Sessions: I know. And who was present? There were two lawyers from the Civil Rights Division, and one of them was Barry Kowalski, who was the most prominent prosecutor of major civil rights cases in America -- maybe in the history of America -- and he testified at the [confirmation] hearing that it meant nothing and that I would be a good judge. But it didn't make much difference at the time. It didn't make any difference. They made up their mind.
Q: Can you characterize your position on civil rights?
Sessions: I am absolutely a firm supporter of equal rights for every American. I always have been and I always will be. That is a cornerstone of law. Nobody should be discriminated against. Now, we had discrimination in the South. There was no doubt about it. So that's what the civil rights movement was all about.
Now, when I was out there, I signed 10 pleadings attacking segregation or the remnants of segregation, where we as part of the Department of Justice, we sought desegregation remedies -- the takeover of school systems, redrawing lines -- all those things that I was allowed to participate in supporting.
So, I really -- it was not a pleasant experience. But one of the things that I learned from that was that a nominee can be unfairly abused. I mean, you're up there and they throw out somebody on the committee or otherwise make some charge and you don't have a very good opportunity to rebut it.
Q: It sounds like that's going to give you some empathy for the nominee.
Sessions: I've said that many times. I have a lot of empathy for the poor slob sitting down there.
Q: That would be a real-world experience?

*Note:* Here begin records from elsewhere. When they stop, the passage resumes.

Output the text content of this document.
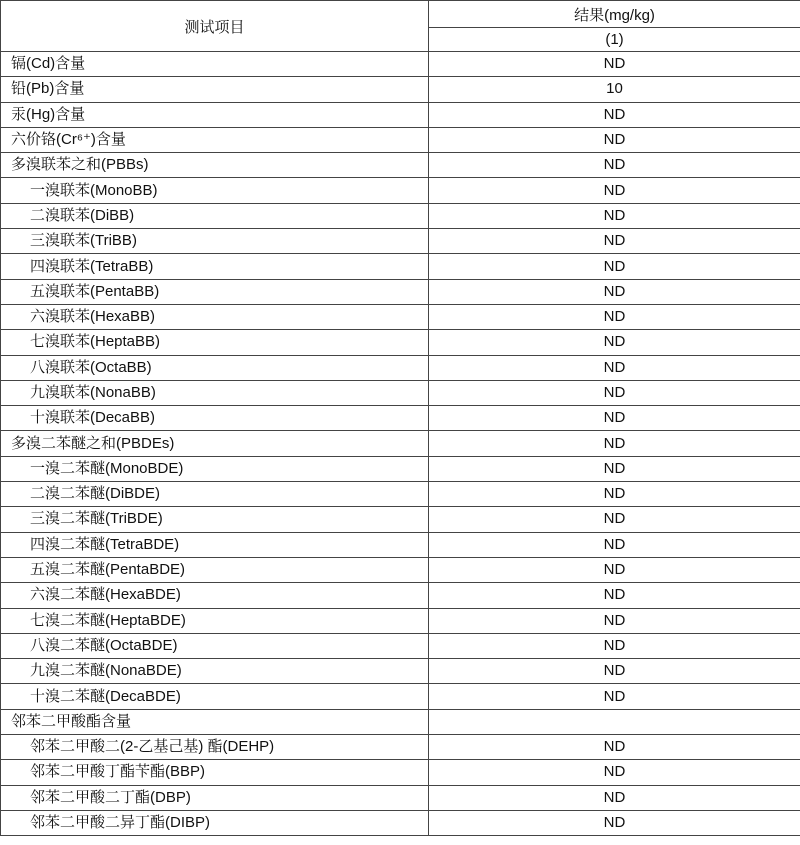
测试项目	结果(mg/kg)
	(1)
镉(Cd)含量	ND
铅(Pb)含量	10
汞(Hg)含量	ND
六价铬(Cr⁶⁺)含量	ND
多溴联苯之和(PBBs)	ND
一溴联苯(MonoBB)	ND
二溴联苯(DiBB)	ND
三溴联苯(TriBB)	ND
四溴联苯(TetraBB)	ND
五溴联苯(PentaBB)	ND
六溴联苯(HexaBB)	ND
七溴联苯(HeptaBB)	ND
八溴联苯(OctaBB)	ND
九溴联苯(NonaBB)	ND
十溴联苯(DecaBB)	ND
多溴二苯醚之和(PBDEs)	ND
一溴二苯醚(MonoBDE)	ND
二溴二苯醚(DiBDE)	ND
三溴二苯醚(TriBDE)	ND
四溴二苯醚(TetraBDE)	ND
五溴二苯醚(PentaBDE)	ND
六溴二苯醚(HexaBDE)	ND
七溴二苯醚(HeptaBDE)	ND
八溴二苯醚(OctaBDE)	ND
九溴二苯醚(NonaBDE)	ND
十溴二苯醚(DecaBDE)	ND
邻苯二甲酸酯含量	
邻苯二甲酸二(2-乙基己基) 酯(DEHP)	ND
邻苯二甲酸丁酯苄酯(BBP)	ND
邻苯二甲酸二丁酯(DBP)	ND
邻苯二甲酸二异丁酯(DIBP)	ND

Sessions: Yeah, that's a real-world experience. But someone sitting down at the committee, and all high-morality, you know, judging this poor slob, who's always tried to do the right thing, and looking at his record. Well, what was he thinking? What were the facts? What were all the circumstances that led to this decision? Sometimes people make a mistake. Sometimes they didn't make a mistake at all and they get criticized for it.
Q: Are you looking forward to it?
Sessions: Yeah, I'm looking forward to it. I am excited about it. I mean, 15 years as a federal prosecutor -- I tried a lot of cases, big-time cases, before federal judges, and I think I understand what goes on every day before courts of law. But a lot of our members are so infected with the political process that they don't understand that. I mean, I love the practice of law, and it's just a wonder what we have in this country, and it is so unique.
Q: What do you say when you hear some moderate Republicans worry that you might lend the party a face that is more conservative, more Southern-sounding or more contentious than they think the party needs right now?
Sessions: I think we have to do the right thing. And so I think our committee should follow our principles. But I'm just one member. I had my views when Senator Specter was chairman, and I didn't always agree with him. So I just have one vote. I'm not the spokesman for the Republican Party. I have a responsibility to try to work with our colleagues and make sure that everybody gets the chance to have their say -- which I think Arlen Specter did a good job on. Even if he didn't agree with someone, he would push the chairman to make sure we had our chance to at least get our amendment. So that's about all you do. I don't speak for the Republican Party on legal issues; I only speak for myself.